January 2020 Blog
As we close out the decade of the 2010’s, we look back and ask ourselves what are the most important things we have learned? What do we need to change, to build on or to start anew as we expand our reach to serve our ever growing population of older folks who are bearing the burden of chronic and degenerative disorders?
The greatest lesson we have learned is that there is no replacement for friendship. Truly liking one another – even though he or she may be a pain in the you know where – a sense of belonging and a real ownership of a physical space in a community are the pillars to building a vital life.
There are numerous studies coming to the forefront of geriatric research these days focused on isolation as a major issue in depression and other mental illness in the elderly. This focus may have come from the research on Blue Zones which injected community into the mix as a very important factor for healthy longevity. It was this research that gave equal footing to diet, exercise, a sense of purpose and a sense of belonging to a community as factors to a long and happy life.
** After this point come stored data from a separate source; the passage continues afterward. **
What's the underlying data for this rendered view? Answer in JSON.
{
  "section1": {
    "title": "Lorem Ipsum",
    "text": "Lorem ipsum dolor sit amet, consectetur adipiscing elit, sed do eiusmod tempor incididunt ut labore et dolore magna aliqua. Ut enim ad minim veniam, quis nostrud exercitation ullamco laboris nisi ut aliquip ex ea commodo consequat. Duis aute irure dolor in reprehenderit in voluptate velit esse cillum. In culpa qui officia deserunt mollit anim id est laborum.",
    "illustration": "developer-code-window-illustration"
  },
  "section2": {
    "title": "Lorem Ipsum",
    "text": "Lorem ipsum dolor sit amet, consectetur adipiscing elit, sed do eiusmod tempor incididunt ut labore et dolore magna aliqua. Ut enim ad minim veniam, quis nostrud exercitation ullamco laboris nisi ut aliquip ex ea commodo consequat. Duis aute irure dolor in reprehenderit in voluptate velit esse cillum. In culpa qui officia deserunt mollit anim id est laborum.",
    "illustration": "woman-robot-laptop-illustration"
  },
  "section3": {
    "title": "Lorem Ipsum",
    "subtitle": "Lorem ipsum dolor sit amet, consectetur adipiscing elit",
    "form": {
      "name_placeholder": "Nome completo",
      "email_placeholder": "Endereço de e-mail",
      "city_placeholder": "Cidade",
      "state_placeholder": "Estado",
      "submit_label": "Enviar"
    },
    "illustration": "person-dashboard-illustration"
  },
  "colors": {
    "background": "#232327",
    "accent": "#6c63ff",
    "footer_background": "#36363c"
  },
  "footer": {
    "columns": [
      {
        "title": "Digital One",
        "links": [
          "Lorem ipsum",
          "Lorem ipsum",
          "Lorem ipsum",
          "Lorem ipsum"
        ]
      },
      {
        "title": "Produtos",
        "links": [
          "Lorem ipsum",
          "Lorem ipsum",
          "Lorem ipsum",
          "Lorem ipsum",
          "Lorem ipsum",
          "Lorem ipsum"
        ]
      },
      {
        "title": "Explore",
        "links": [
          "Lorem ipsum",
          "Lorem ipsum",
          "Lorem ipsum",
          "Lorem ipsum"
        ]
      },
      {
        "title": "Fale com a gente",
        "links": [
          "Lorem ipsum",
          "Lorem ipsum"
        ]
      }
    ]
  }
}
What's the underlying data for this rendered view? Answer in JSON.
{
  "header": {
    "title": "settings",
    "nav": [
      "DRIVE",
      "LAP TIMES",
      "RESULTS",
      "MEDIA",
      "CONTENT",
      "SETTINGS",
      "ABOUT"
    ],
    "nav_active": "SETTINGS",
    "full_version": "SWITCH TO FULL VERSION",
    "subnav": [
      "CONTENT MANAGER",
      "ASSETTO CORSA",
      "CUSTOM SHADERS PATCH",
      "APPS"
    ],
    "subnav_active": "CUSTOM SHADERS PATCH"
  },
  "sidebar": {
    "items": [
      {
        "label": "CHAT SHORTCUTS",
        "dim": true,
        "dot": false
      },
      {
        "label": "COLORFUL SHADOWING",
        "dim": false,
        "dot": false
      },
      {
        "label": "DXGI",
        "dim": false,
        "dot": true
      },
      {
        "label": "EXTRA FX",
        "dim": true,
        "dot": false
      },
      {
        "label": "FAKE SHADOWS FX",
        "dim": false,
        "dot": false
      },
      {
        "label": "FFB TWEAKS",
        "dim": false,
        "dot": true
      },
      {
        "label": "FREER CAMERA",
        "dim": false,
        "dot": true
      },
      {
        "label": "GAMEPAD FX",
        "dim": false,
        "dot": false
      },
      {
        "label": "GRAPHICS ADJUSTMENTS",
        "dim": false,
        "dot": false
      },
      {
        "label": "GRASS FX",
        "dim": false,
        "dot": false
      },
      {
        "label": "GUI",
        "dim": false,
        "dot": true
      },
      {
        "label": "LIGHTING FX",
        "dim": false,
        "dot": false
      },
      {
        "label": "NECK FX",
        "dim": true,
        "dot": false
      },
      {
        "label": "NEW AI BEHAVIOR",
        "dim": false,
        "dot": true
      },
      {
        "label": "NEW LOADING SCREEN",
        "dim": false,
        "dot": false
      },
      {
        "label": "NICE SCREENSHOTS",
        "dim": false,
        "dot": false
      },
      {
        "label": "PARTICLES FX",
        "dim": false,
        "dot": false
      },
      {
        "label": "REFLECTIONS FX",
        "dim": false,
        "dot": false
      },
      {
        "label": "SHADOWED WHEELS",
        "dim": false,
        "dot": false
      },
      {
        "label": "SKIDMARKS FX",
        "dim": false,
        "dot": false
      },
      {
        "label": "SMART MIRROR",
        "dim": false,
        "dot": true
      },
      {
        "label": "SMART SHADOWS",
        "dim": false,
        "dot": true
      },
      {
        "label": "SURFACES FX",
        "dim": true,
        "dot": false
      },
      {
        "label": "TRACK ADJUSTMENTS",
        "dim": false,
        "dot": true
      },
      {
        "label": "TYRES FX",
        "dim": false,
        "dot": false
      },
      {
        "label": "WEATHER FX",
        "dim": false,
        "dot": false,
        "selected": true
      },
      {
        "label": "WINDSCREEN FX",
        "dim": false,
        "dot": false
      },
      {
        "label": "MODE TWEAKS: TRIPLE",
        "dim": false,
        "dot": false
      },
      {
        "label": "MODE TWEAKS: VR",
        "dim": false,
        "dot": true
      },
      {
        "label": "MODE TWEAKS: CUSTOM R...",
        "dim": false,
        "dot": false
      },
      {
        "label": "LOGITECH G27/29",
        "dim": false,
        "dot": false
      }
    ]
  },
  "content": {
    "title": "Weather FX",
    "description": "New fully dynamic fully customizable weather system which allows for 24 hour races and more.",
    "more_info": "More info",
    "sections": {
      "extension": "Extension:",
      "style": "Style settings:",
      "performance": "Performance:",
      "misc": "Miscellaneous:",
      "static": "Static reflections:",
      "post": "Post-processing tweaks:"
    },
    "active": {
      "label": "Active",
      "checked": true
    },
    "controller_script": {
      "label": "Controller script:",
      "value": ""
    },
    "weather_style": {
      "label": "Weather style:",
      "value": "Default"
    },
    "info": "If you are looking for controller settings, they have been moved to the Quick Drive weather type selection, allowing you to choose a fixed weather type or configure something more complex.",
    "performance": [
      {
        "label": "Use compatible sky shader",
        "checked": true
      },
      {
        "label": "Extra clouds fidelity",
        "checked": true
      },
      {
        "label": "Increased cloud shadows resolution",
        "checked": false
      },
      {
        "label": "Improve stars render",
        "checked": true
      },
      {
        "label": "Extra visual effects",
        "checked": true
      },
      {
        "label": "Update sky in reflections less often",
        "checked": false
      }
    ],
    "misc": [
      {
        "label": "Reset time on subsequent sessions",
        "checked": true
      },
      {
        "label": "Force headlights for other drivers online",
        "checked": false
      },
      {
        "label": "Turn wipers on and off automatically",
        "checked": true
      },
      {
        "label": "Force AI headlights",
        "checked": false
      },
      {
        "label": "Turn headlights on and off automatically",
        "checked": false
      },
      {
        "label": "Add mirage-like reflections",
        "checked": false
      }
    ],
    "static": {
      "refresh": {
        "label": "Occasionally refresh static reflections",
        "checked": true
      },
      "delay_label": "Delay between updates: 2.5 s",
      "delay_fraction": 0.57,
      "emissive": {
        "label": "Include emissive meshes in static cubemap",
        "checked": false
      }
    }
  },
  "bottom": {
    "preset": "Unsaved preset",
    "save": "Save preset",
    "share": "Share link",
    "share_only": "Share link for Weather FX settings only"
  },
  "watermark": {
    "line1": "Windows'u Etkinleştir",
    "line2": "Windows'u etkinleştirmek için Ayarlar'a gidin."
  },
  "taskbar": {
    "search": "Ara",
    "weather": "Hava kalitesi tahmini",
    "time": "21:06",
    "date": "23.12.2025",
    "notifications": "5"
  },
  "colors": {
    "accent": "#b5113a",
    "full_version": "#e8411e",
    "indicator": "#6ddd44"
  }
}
While well worth looking at its conclusions, it is important to understand that there is a another level of isolation beyond that which occurs as we age and we lose parents, friends, siblings and partners when we are challenged by disabilities, by chronic illness, or by chronic pain.
I had the experience of testing two virtual reality programs not too long ago. One was created to emulate the experience of a person who was suffering from a chronic illness and the other suffering from dementia. While those who were also testing the equipment were excited by what they felt the person was experiencing, my take away was much more outward focused. I was more interested in how those around the person were reacting to their loved one’s disability and disorder. Even in these short snippets, it was clear that the mere fact of suffering problem is in and of itself isolating. While the family members ignored the problems their loved one was struggling with, it was a young boy who finally looked at his Grandmother and asked: “ Aren’t you feeling well Gramma?”. Not even the professionals featured in these examples focused on the person. It is that objectifying behavior that diminishes feelings of worth and control which in term, leads to the isolation and depression that may accompany long term illness.
The lesson we learned is that the community that one finds supports for the individual as person and not a disease may not be the one lived in prior to the diagnosis. It may be that the same friends one had for many years no longer have the patience, the time nor the inclination. We have seen this many times but have also seen that new and important relationships are built and, over time, a new support community helps to understand and deal with this new and challenging world that one have inherited. This allows one to rebuild the feelings of control and the feelings of worth. Rather than being the victim, one becomes the friend, the supporter and the helper for those around them and together they all thrive.
It is this value we can add to each and every client that enters our door and is willing to join in and try. For all of us who are the constant base, the rewards we gain are immeasurable. We are so happy to be expanding and brining this community of caring to so many more in our area. May this New Year bring friendship, support and better health to all.